Tessa Worley lors du géant de Garmisch-Partenkirchen en 2017.

Perrine Laffont (Ski bosses) : il y a quatre ans à Sotchi, Perrine Laffont n’avait que quinze ans. Elle était pourtant déjà sur la piste olympique russe. Quatorzième de la finale, l’adolescente était terriblement déçue de ne pas accrocher un podium. Quatre ans plus tard la jeune athlète a bien grandi. Championne du monde l’année dernière en bosses parallèles, elle débarque en Corée du Sud parmi les favorites. Vendredi soir, elle a terminé à la première place des qualifications de l’épreuve individuelle. Signe de la bonne forme de la jeune Française.

Marie Martinod (Ski acrobatique – Half-pipe) : les Jeux ont changé sa vie. Talent précoce du half-pipe français, Marie Martinod arrête sa carrière à 22 ans, après être devenue mère. L’intégration de sa discipline aux JO de Sotchi lui fait rechausser les skis. Elle devient vice-championne olympique en 2014. En hommage à Sarah Burke, pionnière du half-pipe féminin décédée en 2012, elle continue et sera à PyeongChang une des favorites de la compétition. En 2017, elle a notamment remporté les X-Games d’Aspen, ainsi que la Coupe du monde de la spécialité.

Kevin Rolland (Ski acrobatique – Half-pipe) : le 6 février, le Français s’est fait une énorme frayeur en chutant lourdement à l’entraînement. Blessé à l’épaule, il s’en sort sans fracture. Plus de peur que de mal donc pour celui qui vise l’or cette année. Après une médaille de bronze en 2014, le skieur français veut améliorer la marque avec ces Jeux. Irrégulier auparavant, Kévin Rolland enchaine désormais les performances de haut-vol.

Après sa médaille de bronze à Sotchi, Kevin Rolland veut inscrire son nom en haut de l’Olympe.

Pierre Vaultier (Snowboardcross) : son sacre olympique en 2014 relève quelque peu du miracle. Trois mois auparavant, Pierre Vaultier se déchire le ligament croisé antérieur du genou droit. Sa participation est remise en cause. Mais le Français ne veut pas abandonner. Il choisit de zapper la case opération et se présente en Russie avec une attelle, faisant office de ligament artificiel. Le risque encouru est payant. Il repart avec l’or autour du cou. Cette année, il débarque sans blessure, avec le statut de champion en titre. Mais aussi celui de champion du monde acquis en 2017.

Jean-Frédéric Chapuis (Ski cross) : En 2014, le Français avait participé à une course historique lors de la finale des JO de Sotchi. Vainqueur de celle-ci, il était monté sur le podium avec deux compatriotes : Arnaud Bovolenta et Jonathan Midol. Cette année Jean-Frédéric Chapuis vise le doublé en Corée du Sud. Leader incontesté de sa discipline, triple vainqueur de la coupe du monde de skicross depuis son titre en 2014, le skieur arrive sûr de sa force.
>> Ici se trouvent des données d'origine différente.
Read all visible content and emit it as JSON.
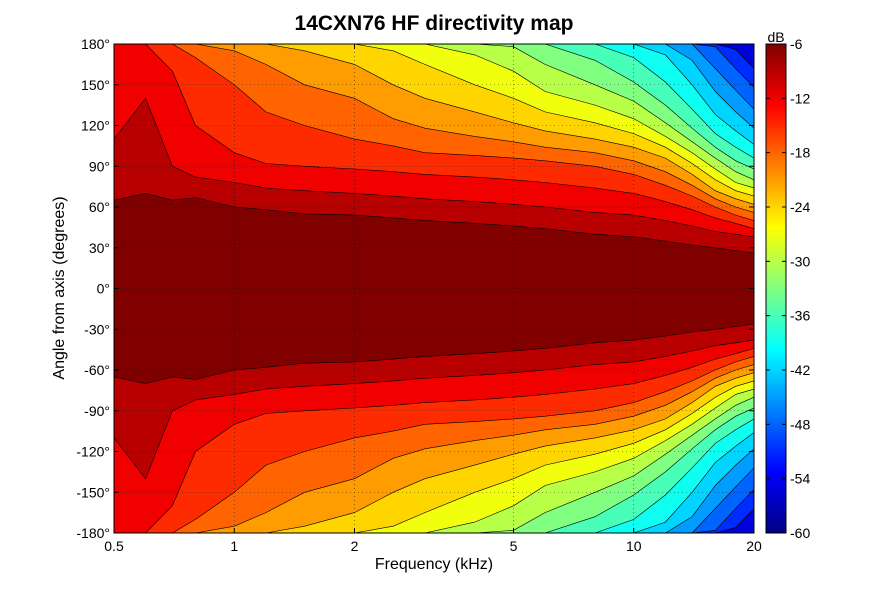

Tess Ledeux (Ski acrobatique – Slopestyle) : c’est la benjamine du groupe France. 16 ans et un talent énorme. La skieuse de La Plagne débarque en Corée du Sud avec le statut de grande favorite pour le slopestyle féminin. Son sacre aux Championnats du monde 2017 atteste son don pour le ski acrobatique. Plus facile aussi quand on est la cousine de Kevin Rolland…

Maurice Magnificat (Ski de fond) :  à 31 ans, Maurice Magnificat vit sa troisième campagne olympique. Après le bronze obtenu en relais en Russie il y a quatre ans, le fondeur vise en Corée du Sud la breloque en individuel. Cette saison, Maurice Magnificat est en grande forme et s’est déjà imposé. C’était à Davos sur un 15 km libre.

NDLR : Maurice Magnificat a terminé à la cinquième place du skiathlon ce dimanche matin. Il a déclaré avoir pris de la confiance en vue de son objectif principal, le 15km.